Life, the Universe, and Kurt Cobain

New York City, New Year’s Day, 2017:

“Life is ephemeral,” I tell Jon, my aforementioned best friend from art college. We’re in a famous gay bar. Gus Van Sant is there. I’m destined to later have unsafe heterosexual sex with a stranger on the concrete stairs leading from the street to the kitchen while Jon lays some beer-fueled 19th century spiritualist shit on a different stranger back in the bar, channeling this dude’s dead friend, fooling even Jon himself, much to his discomfort the next morning. I will wake up with regret as well, specifically fear of herpes because the stairs were dark and while I didn’t feel anything funny with my tongue, I didn’t really give his dick the once over I should have. We, of course, don’t know about these shenanigans yet.

“I mean,” I say, “It happens, then it’s done. It isn’t especially sacred. It just is what it is, and for a short time, I might add.”

“No!
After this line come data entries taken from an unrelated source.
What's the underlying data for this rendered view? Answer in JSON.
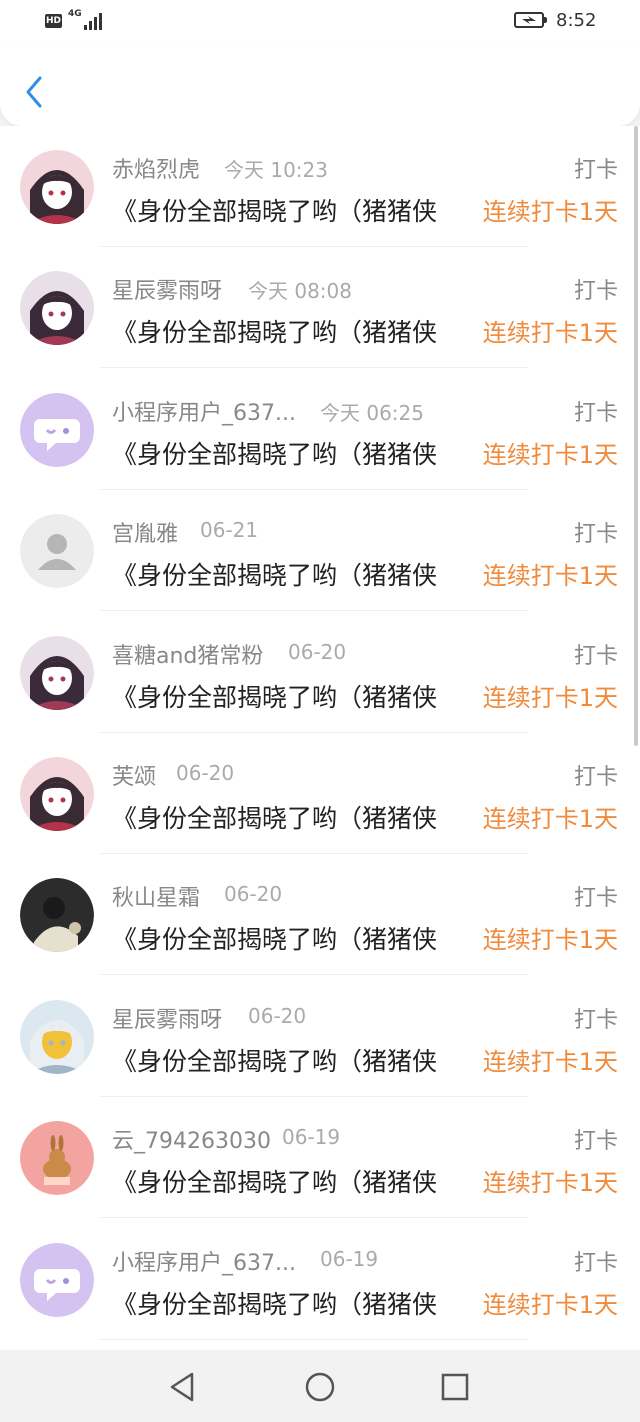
{
  "status_bar": {
    "hd": "HD",
    "network": "4G",
    "time": "8:52"
  },
  "header": {
    "back_icon": "chevron-left-icon"
  },
  "colors": {
    "accent_blue": "#2f8fe8",
    "streak_orange": "#f08a3c",
    "text_gray": "#888888",
    "text_dark": "#222222"
  },
  "records": [
    {
      "name": "赤焰烈虎",
      "date": "今天 10:23",
      "tag": "打卡",
      "content": "《身份全部揭晓了哟（猪猪侠",
      "streak": "连续打卡1天",
      "avatar": "anime-avatar"
    },
    {
      "name": "星辰雾雨呀",
      "date": "今天 08:08",
      "tag": "打卡",
      "content": "《身份全部揭晓了哟（猪猪侠",
      "streak": "连续打卡1天",
      "avatar": "anime-avatar"
    },
    {
      "name": "小程序用户_637...",
      "date": "今天 06:25",
      "tag": "打卡",
      "content": "《身份全部揭晓了哟（猪猪侠",
      "streak": "连续打卡1天",
      "avatar": "chat-bubble-avatar"
    },
    {
      "name": "宫胤雅",
      "date": "06-21",
      "tag": "打卡",
      "content": "《身份全部揭晓了哟（猪猪侠",
      "streak": "连续打卡1天",
      "avatar": "default-person-avatar"
    },
    {
      "name": "喜糖and猪常粉",
      "date": "06-20",
      "tag": "打卡",
      "content": "《身份全部揭晓了哟（猪猪侠",
      "streak": "连续打卡1天",
      "avatar": "anime-avatar"
    },
    {
      "name": "芙颂",
      "date": "06-20",
      "tag": "打卡",
      "content": "《身份全部揭晓了哟（猪猪侠",
      "streak": "连续打卡1天",
      "avatar": "anime-avatar"
    },
    {
      "name": "秋山星霜",
      "date": "06-20",
      "tag": "打卡",
      "content": "《身份全部揭晓了哟（猪猪侠",
      "streak": "连续打卡1天",
      "avatar": "photo-avatar"
    },
    {
      "name": "星辰雾雨呀",
      "date": "06-20",
      "tag": "打卡",
      "content": "《身份全部揭晓了哟（猪猪侠",
      "streak": "连续打卡1天",
      "avatar": "anime-avatar"
    },
    {
      "name": "云_794263030",
      "date": "06-19",
      "tag": "打卡",
      "content": "《身份全部揭晓了哟（猪猪侠",
      "streak": "连续打卡1天",
      "avatar": "rabbit-avatar"
    },
    {
      "name": "小程序用户_637...",
      "date": "06-19",
      "tag": "打卡",
      "content": "《身份全部揭晓了哟（猪猪侠",
      "streak": "连续打卡1天",
      "avatar": "chat-bubble-avatar"
    }
  ],
  "nav_bar": {
    "back": "triangle-back-icon",
    "home": "circle-home-icon",
    "recents": "square-recents-icon"
  }
}
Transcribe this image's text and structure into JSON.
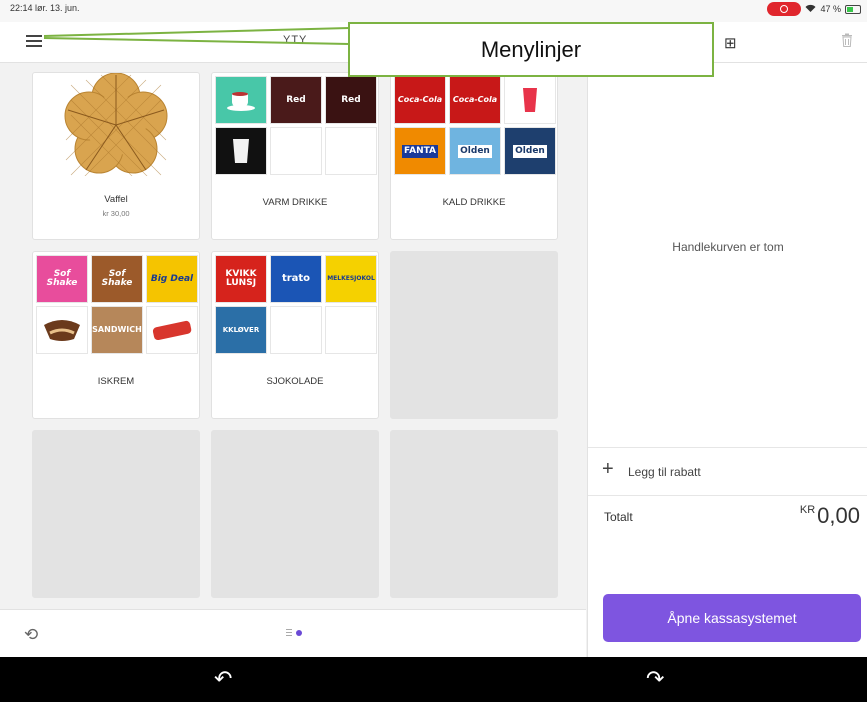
{
  "status": {
    "time_date": "22:14  lør. 13. jun.",
    "battery": "47 %"
  },
  "header": {
    "title": "YTY",
    "table_icon": "⊞"
  },
  "tiles": [
    {
      "label": "Vaffel",
      "price": "kr 30,00"
    },
    {
      "label": "VARM DRIKKE",
      "thumbs": [
        "",
        "Red",
        "Red",
        "",
        "",
        ""
      ]
    },
    {
      "label": "KALD DRIKKE",
      "thumbs": [
        "Coca-Cola",
        "Coca-Cola",
        "",
        "FANTA",
        "Olden",
        "Olden"
      ]
    },
    {
      "label": "ISKREM",
      "thumbs": [
        "Sof Shake",
        "Sof Shake",
        "Big Deal",
        "",
        "SANDWICH",
        ""
      ]
    },
    {
      "label": "SJOKOLADE",
      "thumbs": [
        "KVIKK LUNSJ",
        "trato",
        "MELKESJOKOL",
        "KKLØVER",
        "",
        ""
      ]
    }
  ],
  "cart": {
    "empty_message": "Handlekurven er tom",
    "discount_label": "Legg til rabatt",
    "total_label": "Totalt",
    "currency": "KR",
    "total_value": "0,00",
    "checkout_label": "Åpne kassasystemet"
  },
  "annotation": {
    "text": "Menylinjer",
    "border_color": "#7cb342"
  },
  "colors": {
    "accent": "#7e55e0",
    "pager_active": "#6a49d6"
  }
}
We all owe each other. I owe you, you owe me…” By this, I assume he means it is my responsibility to him, and his to me, to continue living for each others mental comfort alone. As a Libertarian and occasional Buddhist, I believe this to be total crap.

“Speaking as a Libertarian, that’s total crap,” I say, more or less. I totally forget about the Buddhist part. I throw no less than twenty dollars worth of David Bowie songs into the jukebox and go outside for a cigarette.

 – – –

Pawtucket, Rhode Island, 2017:

It’s Saturday night. I’m simultaneously watching Primal Fear, testing the boundaries of a cheap portable speaker I bought at Rite Aid for the dual purpose of listening to music in my bedroom and playing DJ as I’ve always dreamed at the unsupervised RISD Open Draw, and working on a new novel.

I’m also poking through The Complete David Bowie by Nicholas Pegg, astounded at the author’s faith in the ultimate bullshitter’s insistence that life is grand despite writing song after song claiming it’s actually… whatever, something, some shit happens, then you die.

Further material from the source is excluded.